Prostitution and drug possession, for example, are offenses for which arrests may be relatively frequent (in Texas possession of a controlled substance accounted for 34 percent of all felony cases in 2018), but that have a negligible impact on public safety. Criminal history is not an automatic predictor of future conduct, but given that prostitution and problematic drug use are often part of a pattern of behavior, individuals charged with or convicted of these offenses may be especially likely to get arrested for them again compared to someone convicted of an offense, such as assault or murder, that was the product of unique circumstances.

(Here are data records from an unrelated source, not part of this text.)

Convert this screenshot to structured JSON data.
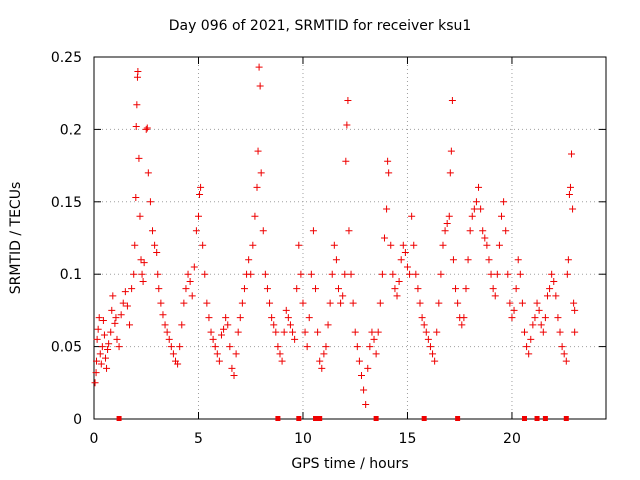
{
  "chart_data": {
    "type": "scatter",
    "title": "Day 096 of 2021, SRMTID for receiver ksu1",
    "xlabel": "GPS time / hours",
    "ylabel": "SRMTID / TECUs",
    "xlim": [
      0,
      24.5
    ],
    "ylim": [
      0,
      0.25
    ],
    "xticks": [
      0,
      5,
      10,
      15,
      20
    ],
    "yticks": [
      0,
      0.05,
      0.1,
      0.15,
      0.2,
      0.25
    ],
    "ytick_labels": [
      "0",
      "0.05",
      "0.1",
      "0.15",
      "0.2",
      "0.25"
    ],
    "grid": true,
    "marker": "plus",
    "color": "#ee0000",
    "series": [
      {
        "name": "SRMTID",
        "points": [
          [
            0.05,
            0.025
          ],
          [
            0.1,
            0.032
          ],
          [
            0.12,
            0.04
          ],
          [
            0.15,
            0.055
          ],
          [
            0.2,
            0.062
          ],
          [
            0.25,
            0.07
          ],
          [
            0.3,
            0.045
          ],
          [
            0.35,
            0.038
          ],
          [
            0.4,
            0.05
          ],
          [
            0.45,
            0.068
          ],
          [
            0.5,
            0.058
          ],
          [
            0.55,
            0.042
          ],
          [
            0.6,
            0.035
          ],
          [
            0.65,
            0.048
          ],
          [
            0.7,
            0.052
          ],
          [
            0.8,
            0.06
          ],
          [
            0.85,
            0.075
          ],
          [
            0.9,
            0.085
          ],
          [
            1.0,
            0.066
          ],
          [
            1.05,
            0.07
          ],
          [
            1.1,
            0.055
          ],
          [
            1.2,
            0.05
          ],
          [
            1.3,
            0.072
          ],
          [
            1.4,
            0.08
          ],
          [
            1.5,
            0.088
          ],
          [
            1.6,
            0.078
          ],
          [
            1.7,
            0.065
          ],
          [
            1.8,
            0.09
          ],
          [
            1.9,
            0.1
          ],
          [
            1.95,
            0.12
          ],
          [
            2.0,
            0.153
          ],
          [
            2.02,
            0.202
          ],
          [
            2.05,
            0.217
          ],
          [
            2.08,
            0.236
          ],
          [
            2.1,
            0.24
          ],
          [
            2.15,
            0.18
          ],
          [
            2.2,
            0.14
          ],
          [
            2.25,
            0.11
          ],
          [
            2.3,
            0.1
          ],
          [
            2.35,
            0.095
          ],
          [
            2.4,
            0.108
          ],
          [
            2.5,
            0.2
          ],
          [
            2.55,
            0.201
          ],
          [
            2.6,
            0.17
          ],
          [
            2.7,
            0.15
          ],
          [
            2.8,
            0.13
          ],
          [
            2.9,
            0.12
          ],
          [
            3.0,
            0.115
          ],
          [
            3.05,
            0.1
          ],
          [
            3.1,
            0.09
          ],
          [
            3.2,
            0.08
          ],
          [
            3.3,
            0.072
          ],
          [
            3.4,
            0.065
          ],
          [
            3.5,
            0.06
          ],
          [
            3.6,
            0.055
          ],
          [
            3.7,
            0.05
          ],
          [
            3.8,
            0.045
          ],
          [
            3.9,
            0.04
          ],
          [
            4.0,
            0.038
          ],
          [
            4.1,
            0.05
          ],
          [
            4.2,
            0.065
          ],
          [
            4.3,
            0.08
          ],
          [
            4.4,
            0.09
          ],
          [
            4.5,
            0.1
          ],
          [
            4.6,
            0.095
          ],
          [
            4.7,
            0.085
          ],
          [
            4.8,
            0.105
          ],
          [
            4.9,
            0.13
          ],
          [
            5.0,
            0.14
          ],
          [
            5.05,
            0.155
          ],
          [
            5.1,
            0.16
          ],
          [
            5.2,
            0.12
          ],
          [
            5.3,
            0.1
          ],
          [
            5.4,
            0.08
          ],
          [
            5.5,
            0.07
          ],
          [
            5.6,
            0.06
          ],
          [
            5.7,
            0.055
          ],
          [
            5.8,
            0.05
          ],
          [
            5.9,
            0.045
          ],
          [
            6.0,
            0.04
          ],
          [
            6.1,
            0.058
          ],
          [
            6.2,
            0.062
          ],
          [
            6.3,
            0.07
          ],
          [
            6.4,
            0.065
          ],
          [
            6.5,
            0.05
          ],
          [
            6.6,
            0.035
          ],
          [
            6.7,
            0.03
          ],
          [
            6.8,
            0.045
          ],
          [
            6.9,
            0.06
          ],
          [
            7.0,
            0.07
          ],
          [
            7.1,
            0.08
          ],
          [
            7.2,
            0.09
          ],
          [
            7.3,
            0.1
          ],
          [
            7.4,
            0.11
          ],
          [
            7.5,
            0.1
          ],
          [
            7.6,
            0.12
          ],
          [
            7.7,
            0.14
          ],
          [
            7.8,
            0.16
          ],
          [
            7.85,
            0.185
          ],
          [
            7.9,
            0.243
          ],
          [
            7.95,
            0.23
          ],
          [
            8.0,
            0.17
          ],
          [
            8.1,
            0.13
          ],
          [
            8.2,
            0.1
          ],
          [
            8.3,
            0.09
          ],
          [
            8.4,
            0.08
          ],
          [
            8.5,
            0.07
          ],
          [
            8.6,
            0.065
          ],
          [
            8.7,
            0.06
          ],
          [
            8.8,
            0.05
          ],
          [
            8.9,
            0.045
          ],
          [
            9.0,
            0.04
          ],
          [
            9.1,
            0.06
          ],
          [
            9.2,
            0.075
          ],
          [
            9.3,
            0.07
          ],
          [
            9.4,
            0.065
          ],
          [
            9.5,
            0.06
          ],
          [
            9.6,
            0.055
          ],
          [
            9.7,
            0.09
          ],
          [
            9.8,
            0.12
          ],
          [
            9.9,
            0.1
          ],
          [
            10.0,
            0.08
          ],
          [
            10.1,
            0.06
          ],
          [
            10.2,
            0.05
          ],
          [
            10.3,
            0.07
          ],
          [
            10.4,
            0.1
          ],
          [
            10.5,
            0.13
          ],
          [
            10.6,
            0.09
          ],
          [
            10.7,
            0.06
          ],
          [
            10.8,
            0.04
          ],
          [
            10.9,
            0.035
          ],
          [
            11.0,
            0.045
          ],
          [
            11.1,
            0.05
          ],
          [
            11.2,
            0.065
          ],
          [
            11.3,
            0.08
          ],
          [
            11.4,
            0.1
          ],
          [
            11.5,
            0.12
          ],
          [
            11.6,
            0.11
          ],
          [
            11.7,
            0.09
          ],
          [
            11.8,
            0.08
          ],
          [
            11.9,
            0.085
          ],
          [
            12.0,
            0.1
          ],
          [
            12.05,
            0.178
          ],
          [
            12.1,
            0.203
          ],
          [
            12.15,
            0.22
          ],
          [
            12.2,
            0.13
          ],
          [
            12.3,
            0.1
          ],
          [
            12.4,
            0.08
          ],
          [
            12.5,
            0.06
          ],
          [
            12.6,
            0.05
          ],
          [
            12.7,
            0.04
          ],
          [
            12.8,
            0.03
          ],
          [
            12.9,
            0.02
          ],
          [
            13.0,
            0.01
          ],
          [
            13.1,
            0.035
          ],
          [
            13.2,
            0.05
          ],
          [
            13.3,
            0.06
          ],
          [
            13.4,
            0.055
          ],
          [
            13.5,
            0.045
          ],
          [
            13.6,
            0.06
          ],
          [
            13.7,
            0.08
          ],
          [
            13.8,
            0.1
          ],
          [
            13.9,
            0.125
          ],
          [
            14.0,
            0.145
          ],
          [
            14.05,
            0.178
          ],
          [
            14.1,
            0.17
          ],
          [
            14.2,
            0.12
          ],
          [
            14.3,
            0.1
          ],
          [
            14.4,
            0.09
          ],
          [
            14.5,
            0.085
          ],
          [
            14.6,
            0.095
          ],
          [
            14.7,
            0.11
          ],
          [
            14.8,
            0.12
          ],
          [
            14.9,
            0.115
          ],
          [
            15.0,
            0.105
          ],
          [
            15.1,
            0.1
          ],
          [
            15.2,
            0.14
          ],
          [
            15.3,
            0.12
          ],
          [
            15.4,
            0.1
          ],
          [
            15.5,
            0.09
          ],
          [
            15.6,
            0.08
          ],
          [
            15.7,
            0.07
          ],
          [
            15.8,
            0.065
          ],
          [
            15.9,
            0.06
          ],
          [
            16.0,
            0.055
          ],
          [
            16.1,
            0.05
          ],
          [
            16.2,
            0.045
          ],
          [
            16.3,
            0.04
          ],
          [
            16.4,
            0.06
          ],
          [
            16.5,
            0.08
          ],
          [
            16.6,
            0.1
          ],
          [
            16.7,
            0.12
          ],
          [
            16.8,
            0.13
          ],
          [
            16.9,
            0.135
          ],
          [
            17.0,
            0.14
          ],
          [
            17.05,
            0.17
          ],
          [
            17.1,
            0.185
          ],
          [
            17.15,
            0.22
          ],
          [
            17.2,
            0.11
          ],
          [
            17.3,
            0.09
          ],
          [
            17.4,
            0.08
          ],
          [
            17.5,
            0.07
          ],
          [
            17.6,
            0.065
          ],
          [
            17.7,
            0.07
          ],
          [
            17.8,
            0.09
          ],
          [
            17.9,
            0.11
          ],
          [
            18.0,
            0.13
          ],
          [
            18.1,
            0.14
          ],
          [
            18.2,
            0.145
          ],
          [
            18.3,
            0.15
          ],
          [
            18.4,
            0.16
          ],
          [
            18.5,
            0.145
          ],
          [
            18.6,
            0.13
          ],
          [
            18.7,
            0.125
          ],
          [
            18.8,
            0.12
          ],
          [
            18.9,
            0.11
          ],
          [
            19.0,
            0.1
          ],
          [
            19.1,
            0.09
          ],
          [
            19.2,
            0.085
          ],
          [
            19.3,
            0.1
          ],
          [
            19.4,
            0.12
          ],
          [
            19.5,
            0.14
          ],
          [
            19.6,
            0.15
          ],
          [
            19.7,
            0.13
          ],
          [
            19.8,
            0.1
          ],
          [
            19.9,
            0.08
          ],
          [
            20.0,
            0.07
          ],
          [
            20.1,
            0.075
          ],
          [
            20.2,
            0.09
          ],
          [
            20.3,
            0.11
          ],
          [
            20.4,
            0.1
          ],
          [
            20.5,
            0.08
          ],
          [
            20.6,
            0.06
          ],
          [
            20.7,
            0.05
          ],
          [
            20.8,
            0.045
          ],
          [
            20.9,
            0.055
          ],
          [
            21.0,
            0.065
          ],
          [
            21.1,
            0.07
          ],
          [
            21.2,
            0.08
          ],
          [
            21.3,
            0.075
          ],
          [
            21.4,
            0.065
          ],
          [
            21.5,
            0.06
          ],
          [
            21.6,
            0.07
          ],
          [
            21.7,
            0.085
          ],
          [
            21.8,
            0.09
          ],
          [
            21.9,
            0.1
          ],
          [
            22.0,
            0.095
          ],
          [
            22.1,
            0.085
          ],
          [
            22.2,
            0.07
          ],
          [
            22.3,
            0.06
          ],
          [
            22.4,
            0.05
          ],
          [
            22.5,
            0.045
          ],
          [
            22.6,
            0.04
          ],
          [
            22.65,
            0.1
          ],
          [
            22.7,
            0.11
          ],
          [
            22.75,
            0.155
          ],
          [
            22.8,
            0.16
          ],
          [
            22.85,
            0.183
          ],
          [
            22.9,
            0.145
          ],
          [
            22.95,
            0.08
          ],
          [
            23.0,
            0.075
          ],
          [
            23.0,
            0.06
          ]
        ]
      }
    ],
    "gap_markers_x": [
      1.2,
      8.8,
      9.8,
      10.6,
      10.8,
      13.5,
      15.8,
      17.4,
      20.6,
      21.2,
      21.6,
      22.6
    ]
  }
}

In other words, an individual may be at high risk for getting arrested without being a high risk to public safety. But lumping all risk into a measure of “any arrest” can obscure important distinctions between different classes of offenses. When assessments of general recidivism extend beyond arrestable offenses to include violations of supervision conditions, which may refer to such infractions as missing a probation meeting or failing a drug test, this problem is exacerbated. These broad measures of risk may unnecessarily and incorrectly label some individuals as high risk. The potential for this error is further magnified by the fact that most assessment tools, while pretty good at correctly identifying low-risk individuals, are more likely to falsely classify someone as moderate or high risk when s/he is actually low risk.

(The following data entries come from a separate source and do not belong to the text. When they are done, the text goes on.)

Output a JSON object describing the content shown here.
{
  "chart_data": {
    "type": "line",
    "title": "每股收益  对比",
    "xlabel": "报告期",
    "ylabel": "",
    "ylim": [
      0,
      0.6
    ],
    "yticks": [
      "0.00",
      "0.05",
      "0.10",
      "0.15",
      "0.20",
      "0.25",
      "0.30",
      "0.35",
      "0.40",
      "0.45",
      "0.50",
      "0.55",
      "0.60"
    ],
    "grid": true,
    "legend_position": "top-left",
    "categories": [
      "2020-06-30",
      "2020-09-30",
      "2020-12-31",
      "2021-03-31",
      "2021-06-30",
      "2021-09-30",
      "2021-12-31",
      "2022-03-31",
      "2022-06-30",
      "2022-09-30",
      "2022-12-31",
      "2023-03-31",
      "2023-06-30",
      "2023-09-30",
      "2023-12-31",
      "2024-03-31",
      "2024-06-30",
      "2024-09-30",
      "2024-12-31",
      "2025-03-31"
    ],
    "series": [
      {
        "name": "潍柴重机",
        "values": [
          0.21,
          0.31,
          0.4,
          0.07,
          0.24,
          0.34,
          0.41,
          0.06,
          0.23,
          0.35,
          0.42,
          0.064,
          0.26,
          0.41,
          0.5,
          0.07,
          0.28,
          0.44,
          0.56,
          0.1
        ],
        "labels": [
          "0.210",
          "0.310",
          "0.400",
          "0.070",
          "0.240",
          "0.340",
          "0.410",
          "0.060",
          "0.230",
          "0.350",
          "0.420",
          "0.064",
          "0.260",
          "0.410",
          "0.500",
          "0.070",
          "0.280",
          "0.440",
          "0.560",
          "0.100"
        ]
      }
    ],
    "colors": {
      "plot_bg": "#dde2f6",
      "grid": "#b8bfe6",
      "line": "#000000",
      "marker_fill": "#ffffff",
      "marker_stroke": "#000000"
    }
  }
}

There are measures of risk that focus on specific types of recidivism, such as for violent, sexual, or domestic abuse offenses, that may address public safety concerns more directly. This assumes, of course, that the tool being used predicts risk accurately; whether it does depends on a number of factors including how one defines “accurate” and the training and competency of evaluators implementing and interpreting the tool. There is evidence to suggest that violence-specific assessments perform moderately better than general recidivism tools, but the inherent challenges in predicting something as complex as recidivism mean that even the best instruments face significant limits in the degree to which they are able to correctly calculate future individual behavior.

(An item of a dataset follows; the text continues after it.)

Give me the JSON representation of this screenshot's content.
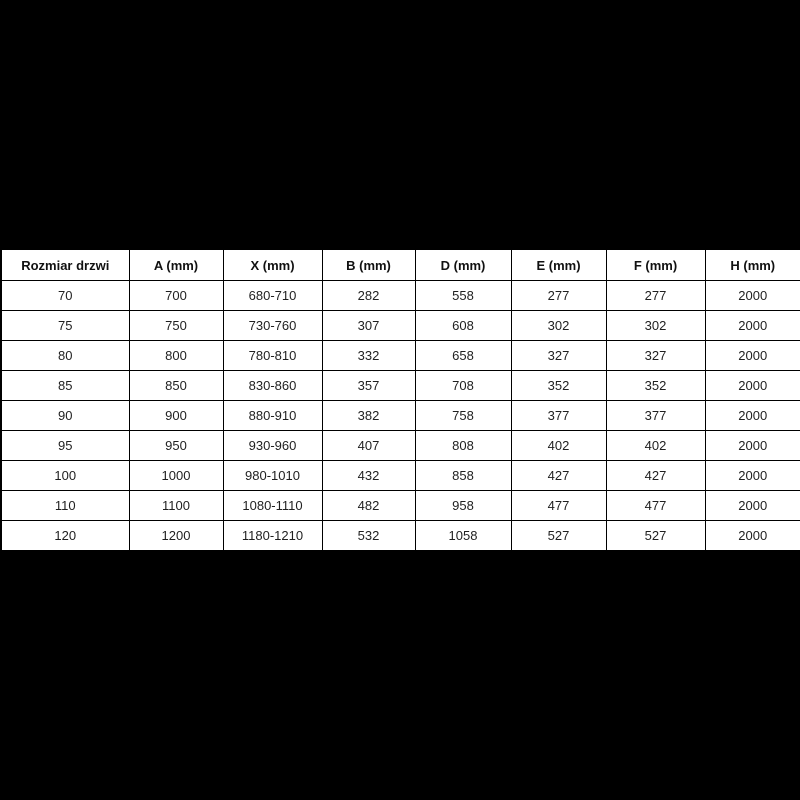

This is not to say that RATs do not have a place in the justice system. Most RATs, general and specific, can help identify areas of need for clients that should be addressed while incarcerated or on supervision. (Whether these needs are actually addressed is another issue; the scant research suggests a gap between identification of recidivism risk factors and reduction of those risk factors.) But RATs should not be used to make decisions about sentence length or release readiness, as improper high-risk designations could lead to longer sentences or prolonged incarceration. Their potential to influence decisions to lengthen supervision time or to impose more requirements for probation is also a concern, albeit a less extreme one, because the longer someone is on supervision and the more intense that supervision is, the more likely they may be to violate conditions of probation and wind up in jail or prison. Reliance on broad general risk measures could also lead to ineffective allocation of resources and continued criminalization of certain behaviors, drug use and addiction particularly.

Despite RAT caveats, the clear trend in the US is toward greater adoption. Given the stakes involved, it is imperative to ensure that RATs accurately identify appropriate behaviors, and do not over-generalize about what constitutes a risk to public safety.